There's a delightful economy in the telling of his murderous tale, which methinks betrays another hat Mr. Porkpie has worn, that of playwright. His exposition is breezy and organic. Most impressively, he uses an interrogation scene in the 9th Precinct (the story is told in first person by a burlesque presenter and performer named "Jonny Porkpie") to explain to both the cops and his readers what burlesque is. No, it's not stripping. Yes, they take off their clothes. But it's art, I tell you, art! He explains it very well, I promise you. And because I'm all about shameless plugs, a certain former burlesque presenter has lots to say on the subject - I mean of course my always dashing inamorato, the man most often known as Trav S.D.. Click on the babes & burlesque tag on his blog, or search up The New Yorker article on the New Burlesque in which he was featured.

The differences between the old burlesque and the new are massive. New burlesque is more of a sexually charged performance art. There's a long sequence where Mr. Porkpie visits his various suspects, burlesque dancers all, at their various day jobs which is quite telling - and very funny. In Miss Lee's book, burlesque was their day job. Porkpie's novel is funny and over the top, as much a burlesque of the mystery genre as it is a tour through the downtown performance world of burlesque. If you take my meaning. I looked at the Amazon reviews before writing this, and there were a few negative ones which I think missed the point of his book entirely, i.e. that it's a comedy, not an actual hard boiled detective novel.

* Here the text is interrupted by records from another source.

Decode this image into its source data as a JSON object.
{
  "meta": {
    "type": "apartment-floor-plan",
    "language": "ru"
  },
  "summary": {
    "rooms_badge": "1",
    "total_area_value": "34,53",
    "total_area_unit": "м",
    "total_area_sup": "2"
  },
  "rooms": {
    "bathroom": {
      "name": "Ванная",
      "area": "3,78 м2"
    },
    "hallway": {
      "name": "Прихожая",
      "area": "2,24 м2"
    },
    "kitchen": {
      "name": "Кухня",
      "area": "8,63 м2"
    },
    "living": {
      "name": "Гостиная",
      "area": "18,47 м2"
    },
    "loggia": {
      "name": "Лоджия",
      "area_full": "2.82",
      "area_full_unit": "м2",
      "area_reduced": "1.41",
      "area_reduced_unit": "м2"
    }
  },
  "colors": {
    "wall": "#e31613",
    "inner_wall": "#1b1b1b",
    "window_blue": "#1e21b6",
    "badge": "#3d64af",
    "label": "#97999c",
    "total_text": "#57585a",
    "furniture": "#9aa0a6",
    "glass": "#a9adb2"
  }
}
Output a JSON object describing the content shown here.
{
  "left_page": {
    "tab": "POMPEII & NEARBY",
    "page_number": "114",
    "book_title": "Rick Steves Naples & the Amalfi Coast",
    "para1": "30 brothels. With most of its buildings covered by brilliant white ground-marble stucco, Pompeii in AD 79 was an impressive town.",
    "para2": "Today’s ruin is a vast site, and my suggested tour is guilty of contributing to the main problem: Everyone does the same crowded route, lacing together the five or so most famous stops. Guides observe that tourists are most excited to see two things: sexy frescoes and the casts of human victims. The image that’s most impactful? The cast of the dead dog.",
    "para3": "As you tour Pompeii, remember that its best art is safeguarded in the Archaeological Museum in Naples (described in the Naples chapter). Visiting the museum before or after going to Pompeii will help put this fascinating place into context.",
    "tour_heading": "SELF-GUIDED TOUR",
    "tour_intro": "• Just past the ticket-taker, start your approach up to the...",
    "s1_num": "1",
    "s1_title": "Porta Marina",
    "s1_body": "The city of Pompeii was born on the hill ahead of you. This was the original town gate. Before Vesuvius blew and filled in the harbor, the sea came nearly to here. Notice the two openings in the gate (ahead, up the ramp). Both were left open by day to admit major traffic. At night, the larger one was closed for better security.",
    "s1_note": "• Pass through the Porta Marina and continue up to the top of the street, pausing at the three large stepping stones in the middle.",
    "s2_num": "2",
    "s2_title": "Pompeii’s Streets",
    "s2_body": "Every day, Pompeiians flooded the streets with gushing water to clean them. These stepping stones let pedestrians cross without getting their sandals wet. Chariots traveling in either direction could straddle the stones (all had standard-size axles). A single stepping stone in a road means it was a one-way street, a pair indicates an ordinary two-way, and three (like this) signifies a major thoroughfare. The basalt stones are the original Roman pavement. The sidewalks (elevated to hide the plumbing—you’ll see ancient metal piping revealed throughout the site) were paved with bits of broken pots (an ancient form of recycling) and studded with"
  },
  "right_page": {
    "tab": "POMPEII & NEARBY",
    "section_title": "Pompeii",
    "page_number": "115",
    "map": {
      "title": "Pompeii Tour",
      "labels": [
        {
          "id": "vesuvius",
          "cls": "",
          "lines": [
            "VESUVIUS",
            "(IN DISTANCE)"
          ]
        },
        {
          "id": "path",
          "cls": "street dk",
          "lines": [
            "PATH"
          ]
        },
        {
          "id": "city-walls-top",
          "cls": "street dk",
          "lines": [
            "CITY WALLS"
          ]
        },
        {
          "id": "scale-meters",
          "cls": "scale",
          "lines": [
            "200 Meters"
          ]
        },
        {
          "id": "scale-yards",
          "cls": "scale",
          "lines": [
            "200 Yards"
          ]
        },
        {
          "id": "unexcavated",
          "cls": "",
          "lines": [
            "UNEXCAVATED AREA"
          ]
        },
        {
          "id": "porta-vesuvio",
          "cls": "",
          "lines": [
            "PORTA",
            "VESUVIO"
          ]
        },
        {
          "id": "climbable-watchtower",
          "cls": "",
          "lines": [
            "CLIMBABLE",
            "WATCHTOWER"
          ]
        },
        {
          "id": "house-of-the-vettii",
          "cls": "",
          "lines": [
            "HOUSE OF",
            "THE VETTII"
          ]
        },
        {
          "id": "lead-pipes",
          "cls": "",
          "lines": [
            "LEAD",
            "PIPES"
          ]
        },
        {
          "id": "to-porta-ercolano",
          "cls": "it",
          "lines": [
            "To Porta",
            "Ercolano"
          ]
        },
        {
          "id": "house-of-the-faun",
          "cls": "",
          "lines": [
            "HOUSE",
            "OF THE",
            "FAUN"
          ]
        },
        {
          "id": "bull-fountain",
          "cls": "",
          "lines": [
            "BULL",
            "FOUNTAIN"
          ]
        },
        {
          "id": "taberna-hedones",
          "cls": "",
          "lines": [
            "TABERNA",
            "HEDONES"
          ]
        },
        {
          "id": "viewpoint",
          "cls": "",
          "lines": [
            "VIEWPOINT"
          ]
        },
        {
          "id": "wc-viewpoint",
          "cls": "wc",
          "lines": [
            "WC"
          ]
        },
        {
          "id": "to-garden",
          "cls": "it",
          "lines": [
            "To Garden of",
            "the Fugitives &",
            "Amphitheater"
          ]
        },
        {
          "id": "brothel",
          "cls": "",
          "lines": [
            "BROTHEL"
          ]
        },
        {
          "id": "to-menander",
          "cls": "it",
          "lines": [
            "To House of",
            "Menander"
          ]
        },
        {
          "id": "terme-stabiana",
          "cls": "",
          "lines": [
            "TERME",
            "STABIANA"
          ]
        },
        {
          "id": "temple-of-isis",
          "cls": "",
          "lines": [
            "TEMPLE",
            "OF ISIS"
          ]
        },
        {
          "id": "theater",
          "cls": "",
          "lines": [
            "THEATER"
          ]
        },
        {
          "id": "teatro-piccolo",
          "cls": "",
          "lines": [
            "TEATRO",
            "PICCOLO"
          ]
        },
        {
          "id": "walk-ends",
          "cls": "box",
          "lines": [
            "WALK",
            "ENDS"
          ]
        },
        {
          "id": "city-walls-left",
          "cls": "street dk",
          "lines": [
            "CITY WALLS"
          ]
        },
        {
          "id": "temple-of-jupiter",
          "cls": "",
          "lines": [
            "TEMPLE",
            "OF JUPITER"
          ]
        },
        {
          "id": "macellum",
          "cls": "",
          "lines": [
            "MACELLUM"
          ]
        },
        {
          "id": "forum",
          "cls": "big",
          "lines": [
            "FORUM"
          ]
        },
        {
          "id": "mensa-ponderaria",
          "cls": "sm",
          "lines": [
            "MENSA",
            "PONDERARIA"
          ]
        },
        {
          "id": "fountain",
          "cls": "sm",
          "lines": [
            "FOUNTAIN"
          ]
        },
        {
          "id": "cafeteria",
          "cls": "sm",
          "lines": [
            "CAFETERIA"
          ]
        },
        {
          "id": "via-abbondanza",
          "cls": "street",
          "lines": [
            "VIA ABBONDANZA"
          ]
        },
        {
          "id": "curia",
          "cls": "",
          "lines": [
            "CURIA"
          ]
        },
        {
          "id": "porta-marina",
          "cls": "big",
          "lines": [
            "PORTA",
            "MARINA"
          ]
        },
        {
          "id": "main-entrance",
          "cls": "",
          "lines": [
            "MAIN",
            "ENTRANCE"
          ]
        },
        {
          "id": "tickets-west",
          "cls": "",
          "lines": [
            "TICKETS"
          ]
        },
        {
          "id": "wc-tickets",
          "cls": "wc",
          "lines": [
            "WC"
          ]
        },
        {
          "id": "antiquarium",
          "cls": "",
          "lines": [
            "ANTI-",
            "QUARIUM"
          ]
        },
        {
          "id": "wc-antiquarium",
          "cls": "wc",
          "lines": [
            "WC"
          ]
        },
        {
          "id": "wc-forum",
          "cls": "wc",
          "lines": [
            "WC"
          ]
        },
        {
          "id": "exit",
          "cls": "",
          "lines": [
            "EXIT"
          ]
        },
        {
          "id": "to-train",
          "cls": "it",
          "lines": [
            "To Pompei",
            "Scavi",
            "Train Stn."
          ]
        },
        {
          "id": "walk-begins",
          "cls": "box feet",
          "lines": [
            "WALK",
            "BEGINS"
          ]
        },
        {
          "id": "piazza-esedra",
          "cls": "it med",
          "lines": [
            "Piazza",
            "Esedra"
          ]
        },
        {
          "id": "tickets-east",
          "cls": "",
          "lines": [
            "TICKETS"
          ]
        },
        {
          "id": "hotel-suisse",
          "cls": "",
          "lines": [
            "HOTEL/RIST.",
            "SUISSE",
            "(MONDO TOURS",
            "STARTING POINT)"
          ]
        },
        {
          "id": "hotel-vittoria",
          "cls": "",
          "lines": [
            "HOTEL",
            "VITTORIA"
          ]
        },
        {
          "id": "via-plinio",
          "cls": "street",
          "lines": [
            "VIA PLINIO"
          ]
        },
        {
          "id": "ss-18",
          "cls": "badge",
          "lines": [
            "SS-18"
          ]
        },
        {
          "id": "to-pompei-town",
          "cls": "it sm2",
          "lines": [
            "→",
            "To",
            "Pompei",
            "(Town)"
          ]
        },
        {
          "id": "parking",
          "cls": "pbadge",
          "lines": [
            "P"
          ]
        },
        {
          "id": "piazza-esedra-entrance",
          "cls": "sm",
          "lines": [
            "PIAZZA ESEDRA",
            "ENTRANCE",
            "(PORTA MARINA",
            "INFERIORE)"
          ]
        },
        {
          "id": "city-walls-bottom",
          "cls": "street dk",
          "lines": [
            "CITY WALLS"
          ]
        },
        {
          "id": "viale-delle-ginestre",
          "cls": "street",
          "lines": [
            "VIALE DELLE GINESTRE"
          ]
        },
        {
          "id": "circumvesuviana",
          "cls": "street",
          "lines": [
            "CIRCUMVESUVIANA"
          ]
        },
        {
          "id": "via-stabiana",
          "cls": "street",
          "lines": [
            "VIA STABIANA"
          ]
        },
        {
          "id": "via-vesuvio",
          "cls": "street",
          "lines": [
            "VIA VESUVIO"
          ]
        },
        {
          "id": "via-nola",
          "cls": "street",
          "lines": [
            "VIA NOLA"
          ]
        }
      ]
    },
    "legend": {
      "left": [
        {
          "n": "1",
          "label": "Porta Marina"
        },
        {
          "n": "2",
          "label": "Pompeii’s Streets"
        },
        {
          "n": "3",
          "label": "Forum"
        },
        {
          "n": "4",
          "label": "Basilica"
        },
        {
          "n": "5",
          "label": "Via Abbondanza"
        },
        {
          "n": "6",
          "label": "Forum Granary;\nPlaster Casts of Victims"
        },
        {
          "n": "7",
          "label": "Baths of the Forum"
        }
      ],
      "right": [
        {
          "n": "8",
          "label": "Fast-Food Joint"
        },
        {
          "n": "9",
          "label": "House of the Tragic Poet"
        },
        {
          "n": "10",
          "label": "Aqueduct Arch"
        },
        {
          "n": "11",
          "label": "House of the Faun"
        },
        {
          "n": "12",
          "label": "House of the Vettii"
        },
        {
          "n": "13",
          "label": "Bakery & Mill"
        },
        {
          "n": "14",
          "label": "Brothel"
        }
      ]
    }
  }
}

It reminded me a little of the very funny Robin Hudson mysteries by Sparkle Hayter (which are really, really worth reading and, I'm horrified to discover, are out of print) in that they riff on the hard boiled while set in a modern (mostly downtown) New York in a very specific milieu (in Hayter's case, cable news) which the writer knows top to bottom. Porkpie's book is sexy, silly fun and it's nice to know that 70 years from now, whatever version of burlesque is making its third or fourth or fifth comeback in the year 2080 will have a delightful mystery novel to show them what it was like back in the (no doubt) misunderstood aughts.